At the same time, Democrats also come under criticism for protecting special interests. The five-year, nearly $290 billion Farm Bill that passed over President Bush's objections earlier in 2008 retained a number of subsidies seen as distorting trade, and gave scant attention to calls by trading partners for reform. The Doha round, for instance, remains stalled over agriculture questions, including the support levels given by United States and European Union to their farmers.
Many economists believe a central plank in advancing trade policy is improving the way Washington deals with those buffeted by trade, something both Obama and McCain agreed on during the campaign. This will involve strengthening social safety nets such as access to health care and pensions, and improving education opportunities. Most important will be providing compensation for those sectors that are clearly losers in the short term due to trade liberalization. One approach, advanced in a 2007 Council Special Report by University of Chicago professor Robert J. LaLonde, calls for revamping current trade assistance programs by shifting resources to a displacement insurance plan, which would provide an earnings supplement for workers facing a long-term drop in wages. CFR's Slaughter and Yale's Scheve propose boosting the pay of lower-income wage earners through efforts like eliminating the payroll tax for those earning below the national median income.

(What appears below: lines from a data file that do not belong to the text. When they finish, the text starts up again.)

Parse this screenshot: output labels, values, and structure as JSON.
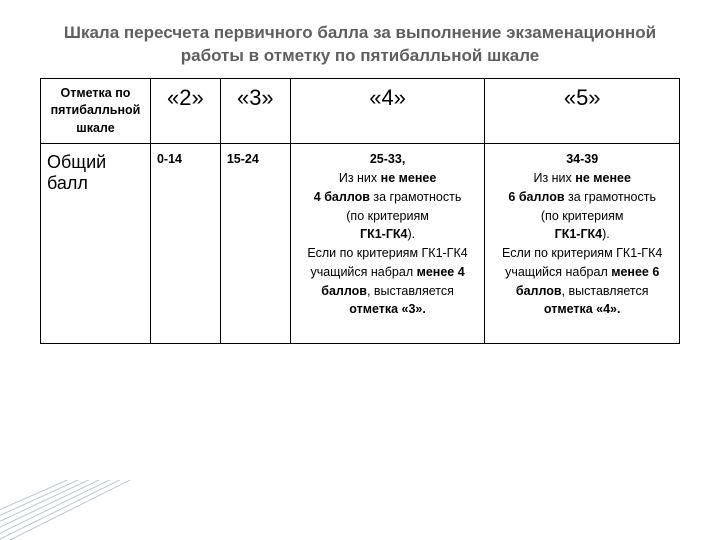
{
  "title": "Шкала пересчета первичного балла за выполнение экзаменационной работы в отметку по пятибалльной шкале",
  "header": {
    "label": "Отметка по пятибалльной шкале",
    "grades": [
      "«2»",
      "«3»",
      "«4»",
      "«5»"
    ]
  },
  "row": {
    "label": "Общий балл",
    "cells": {
      "c2": "0-14",
      "c3": "15-24",
      "c4": {
        "range": "25-33,",
        "line1a": "Из них ",
        "line1b": "не менее",
        "line2b": "4 баллов",
        "line2a": " за грамотность",
        "line3": "(по критериям",
        "line4b": "ГК1-ГК4",
        "line4a": ").",
        "line5a": "Если по критериям ГК1-ГК4 учащийся набрал ",
        "line5b": "менее 4 баллов",
        "line5c": ", выставляется ",
        "line5d": "отметка «3»."
      },
      "c5": {
        "range": "34-39",
        "line1a": "Из них ",
        "line1b": "не менее",
        "line2b": "6 баллов",
        "line2a": " за грамотность",
        "line3": "(по критериям",
        "line4b": "ГК1-ГК4",
        "line4a": ").",
        "line5a": "Если по критериям ГК1-ГК4 учащийся набрал ",
        "line5b": "менее 6 баллов",
        "line5c": ", выставляется ",
        "line5d": "отметка «4»."
      }
    }
  },
  "columns": {
    "w0": 110,
    "w1": 70,
    "w2": 70,
    "w3": 195,
    "w4": 195
  },
  "style": {
    "title_color": "#5f5f5f",
    "border_color": "#000000",
    "corner_line_color": "#b9c8d3"
  }
}
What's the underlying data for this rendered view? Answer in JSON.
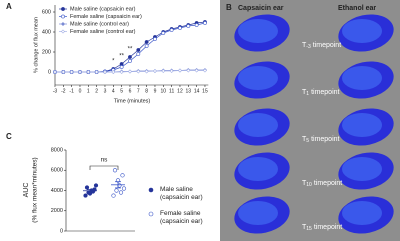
{
  "chart_data": [
    {
      "type": "line",
      "panel": "A",
      "x_label": "Time (minutes)",
      "y_label": "% change of flux mean",
      "x": [
        -3,
        -2,
        -1,
        0,
        1,
        2,
        3,
        4,
        5,
        6,
        7,
        8,
        9,
        10,
        11,
        12,
        13,
        14,
        15
      ],
      "xlim": [
        -3.5,
        15.4
      ],
      "xticks": [
        -3,
        -2,
        -1,
        0,
        1,
        2,
        3,
        4,
        5,
        6,
        7,
        8,
        9,
        10,
        11,
        12,
        13,
        14,
        15
      ],
      "ylim": [
        -130,
        670
      ],
      "yticks": [
        0,
        200,
        400,
        600
      ],
      "series": [
        {
          "name": "Male saline (capsaicin ear)",
          "color": "#25349a",
          "marker": "circle",
          "filled": true,
          "values": [
            0,
            0,
            0,
            0,
            0,
            0,
            5,
            30,
            80,
            150,
            220,
            300,
            350,
            400,
            430,
            450,
            470,
            490,
            500
          ]
        },
        {
          "name": "Female saline (capsaicin ear)",
          "color": "#3a55c8",
          "marker": "circle",
          "filled": false,
          "values": [
            0,
            0,
            0,
            0,
            0,
            0,
            5,
            20,
            50,
            110,
            180,
            260,
            330,
            390,
            420,
            440,
            460,
            470,
            490
          ]
        },
        {
          "name": "Male saline (control ear)",
          "color": "#7b8bd4",
          "marker": "diamond",
          "filled": true,
          "values": [
            0,
            0,
            0,
            0,
            0,
            0,
            0,
            0,
            5,
            5,
            10,
            10,
            10,
            15,
            15,
            15,
            20,
            20,
            20
          ]
        },
        {
          "name": "Female saline (control ear)",
          "color": "#a6b2e6",
          "marker": "diamond",
          "filled": false,
          "values": [
            0,
            0,
            0,
            0,
            0,
            0,
            0,
            0,
            0,
            5,
            5,
            5,
            10,
            10,
            10,
            15,
            15,
            15,
            15
          ]
        }
      ],
      "annotations": [
        {
          "text": "*",
          "x": 4
        },
        {
          "text": "**",
          "x": 5
        },
        {
          "text": "**",
          "x": 6
        }
      ]
    },
    {
      "type": "dot",
      "panel": "C",
      "y_label": "AUC",
      "y_label_sub": "(% flux mean*minutes)",
      "ylim": [
        0,
        8000
      ],
      "yticks": [
        0,
        2000,
        4000,
        6000,
        8000
      ],
      "series": [
        {
          "name": "Male saline (capsaicin ear)",
          "color": "#25349a",
          "filled": true,
          "values": [
            3500,
            3800,
            4000,
            4100,
            4300,
            3700,
            3900,
            4500
          ]
        },
        {
          "name": "Female saline (capsaicin ear)",
          "color": "#3a55c8",
          "filled": false,
          "values": [
            3500,
            4000,
            4500,
            5500,
            6000,
            5000,
            3800,
            4200
          ]
        }
      ],
      "comparison": "ns"
    }
  ],
  "panel_b": {
    "panel": "B",
    "columns": [
      "Capsaicin ear",
      "Ethanol ear"
    ],
    "timepoints": [
      {
        "label": "T",
        "sub": "-3",
        "suffix": "timepoint"
      },
      {
        "label": "T",
        "sub": "1",
        "suffix": "timepoint"
      },
      {
        "label": "T",
        "sub": "5",
        "suffix": "timepoint"
      },
      {
        "label": "T",
        "sub": "10",
        "suffix": "timepoint"
      },
      {
        "label": "T",
        "sub": "15",
        "suffix": "timepoint"
      }
    ]
  }
}
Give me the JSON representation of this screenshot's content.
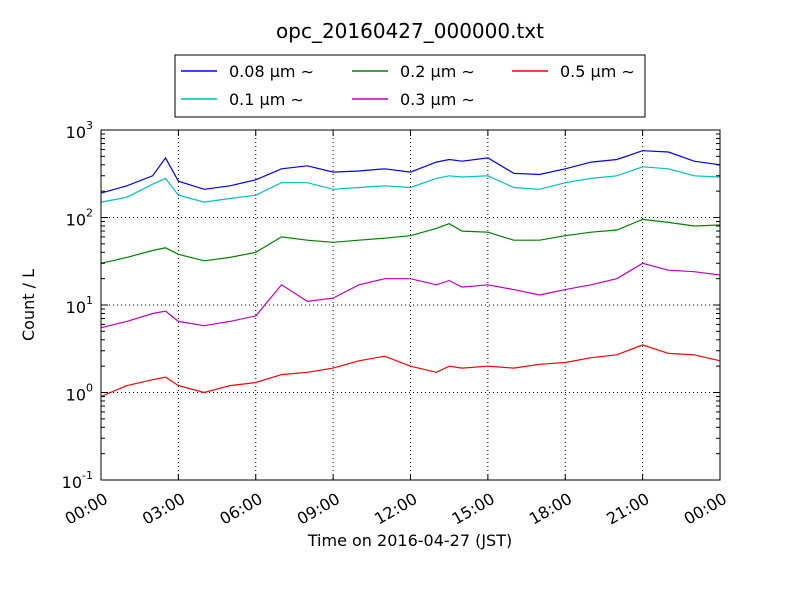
{
  "chart_data": {
    "type": "line",
    "title": "opc_20160427_000000.txt",
    "xlabel": "Time on 2016-04-27 (JST)",
    "ylabel": "Count / L",
    "y_scale": "log",
    "ylim": [
      0.1,
      1000
    ],
    "xlim": [
      "2016-04-27 00:00",
      "2016-04-28 00:00"
    ],
    "grid": true,
    "legend_position": "top (above plot)",
    "x_ticks": [
      "00:00",
      "03:00",
      "06:00",
      "09:00",
      "12:00",
      "15:00",
      "18:00",
      "21:00",
      "00:00"
    ],
    "y_ticks": [
      {
        "base": "10",
        "exp": "-1"
      },
      {
        "base": "10",
        "exp": "0"
      },
      {
        "base": "10",
        "exp": "1"
      },
      {
        "base": "10",
        "exp": "2"
      },
      {
        "base": "10",
        "exp": "3"
      }
    ],
    "x_hours": [
      0,
      1,
      2,
      2.5,
      3,
      4,
      5,
      6,
      7,
      8,
      9,
      10,
      11,
      12,
      13,
      13.5,
      14,
      15,
      16,
      17,
      18,
      19,
      20,
      21,
      22,
      23,
      24
    ],
    "series": [
      {
        "name": "0.08 μm ∼",
        "color": "#0000ff",
        "values": [
          190,
          230,
          300,
          480,
          260,
          210,
          230,
          270,
          360,
          390,
          330,
          340,
          360,
          330,
          430,
          460,
          440,
          480,
          320,
          310,
          360,
          430,
          460,
          580,
          560,
          440,
          400
        ]
      },
      {
        "name": "0.1 μm ∼",
        "color": "#00bfbf",
        "values": [
          150,
          170,
          240,
          280,
          180,
          150,
          165,
          180,
          250,
          250,
          210,
          220,
          230,
          220,
          280,
          300,
          290,
          300,
          220,
          210,
          250,
          280,
          300,
          380,
          360,
          300,
          290
        ]
      },
      {
        "name": "0.2 μm ∼",
        "color": "#008000",
        "values": [
          30,
          35,
          42,
          45,
          38,
          32,
          35,
          40,
          60,
          55,
          52,
          55,
          58,
          62,
          75,
          85,
          70,
          68,
          55,
          55,
          62,
          68,
          72,
          95,
          88,
          80,
          82
        ]
      },
      {
        "name": "0.3 μm ∼",
        "color": "#bf00bf",
        "values": [
          5.5,
          6.5,
          8,
          8.5,
          6.5,
          5.8,
          6.5,
          7.5,
          17,
          11,
          12,
          17,
          20,
          20,
          17,
          19,
          16,
          17,
          15,
          13,
          15,
          17,
          20,
          30,
          25,
          24,
          22
        ]
      },
      {
        "name": "0.5 μm ∼",
        "color": "#ff0000",
        "values": [
          0.9,
          1.2,
          1.4,
          1.5,
          1.2,
          1.0,
          1.2,
          1.3,
          1.6,
          1.7,
          1.9,
          2.3,
          2.6,
          2.0,
          1.7,
          2.0,
          1.9,
          2.0,
          1.9,
          2.1,
          2.2,
          2.5,
          2.7,
          3.5,
          2.8,
          2.7,
          2.3
        ]
      }
    ]
  }
}
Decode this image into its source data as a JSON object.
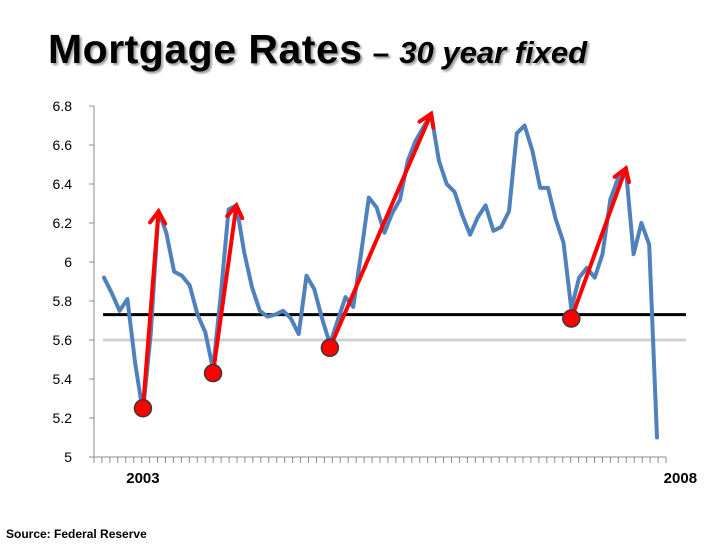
{
  "title": {
    "main": "Mortgage Rates",
    "dash": "–",
    "sub": "30 year fixed"
  },
  "source": "Source: Federal Reserve",
  "chart_data": {
    "type": "line",
    "title": "Mortgage Rates – 30 year fixed",
    "xlabel": "",
    "ylabel": "",
    "ylim": [
      5,
      6.8
    ],
    "yticks": [
      "5",
      "5.2",
      "5.4",
      "5.6",
      "5.8",
      "6",
      "6.2",
      "6.4",
      "6.6",
      "6.8"
    ],
    "x_labels": [
      {
        "index": 5,
        "label": "2003"
      },
      {
        "index": 74,
        "label": "2008"
      }
    ],
    "grid": false,
    "series": [
      {
        "color": "#4f81bd",
        "values": [
          5.92,
          5.84,
          5.75,
          5.81,
          5.48,
          5.23,
          5.63,
          6.26,
          6.15,
          5.95,
          5.93,
          5.88,
          5.73,
          5.64,
          5.45,
          5.83,
          6.27,
          6.29,
          6.05,
          5.87,
          5.75,
          5.72,
          5.73,
          5.75,
          5.71,
          5.63,
          5.93,
          5.86,
          5.71,
          5.58,
          5.7,
          5.82,
          5.77,
          6.04,
          6.33,
          6.28,
          6.15,
          6.25,
          6.32,
          6.52,
          6.62,
          6.69,
          6.76,
          6.52,
          6.4,
          6.36,
          6.24,
          6.14,
          6.23,
          6.29,
          6.16,
          6.18,
          6.26,
          6.66,
          6.7,
          6.57,
          6.38,
          6.38,
          6.22,
          6.1,
          5.76,
          5.92,
          5.97,
          5.92,
          6.04,
          6.32,
          6.43,
          6.48,
          6.04,
          6.2,
          6.09,
          5.1
        ]
      }
    ],
    "reference_lines": [
      {
        "value": 5.73,
        "color": "#000000"
      },
      {
        "value": 5.6,
        "color": "#d0d0d0"
      }
    ],
    "markers": [
      {
        "index": 5,
        "value": 5.25,
        "color": "#ff0000"
      },
      {
        "index": 14,
        "value": 5.43,
        "color": "#ff0000"
      },
      {
        "index": 29,
        "value": 5.56,
        "color": "#ff0000"
      },
      {
        "index": 60,
        "value": 5.71,
        "color": "#ff0000"
      }
    ],
    "arrows": [
      {
        "from": [
          5,
          5.25
        ],
        "to": [
          7,
          6.26
        ],
        "color": "#ff0000"
      },
      {
        "from": [
          14,
          5.43
        ],
        "to": [
          17,
          6.29
        ],
        "color": "#ff0000"
      },
      {
        "from": [
          29,
          5.56
        ],
        "to": [
          42,
          6.76
        ],
        "color": "#ff0000"
      },
      {
        "from": [
          60,
          5.71
        ],
        "to": [
          67,
          6.48
        ],
        "color": "#ff0000"
      }
    ]
  }
}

As part of his plan for addressing the country's economic crisis, Obama proposes revamping the country's Trade Adjustment Assistance system by "extending it to service industries, creating flexible education accounts to help workers retrain, and providing retraining assistance for workers in sectors of the economy vulnerable to dislocation before they lose their jobs." Obama also calls for ending tax breaks for companies that move operations overseas, and providing tax credits to companies that bolster their U.S. operations and maintain "good jobs with good benefits."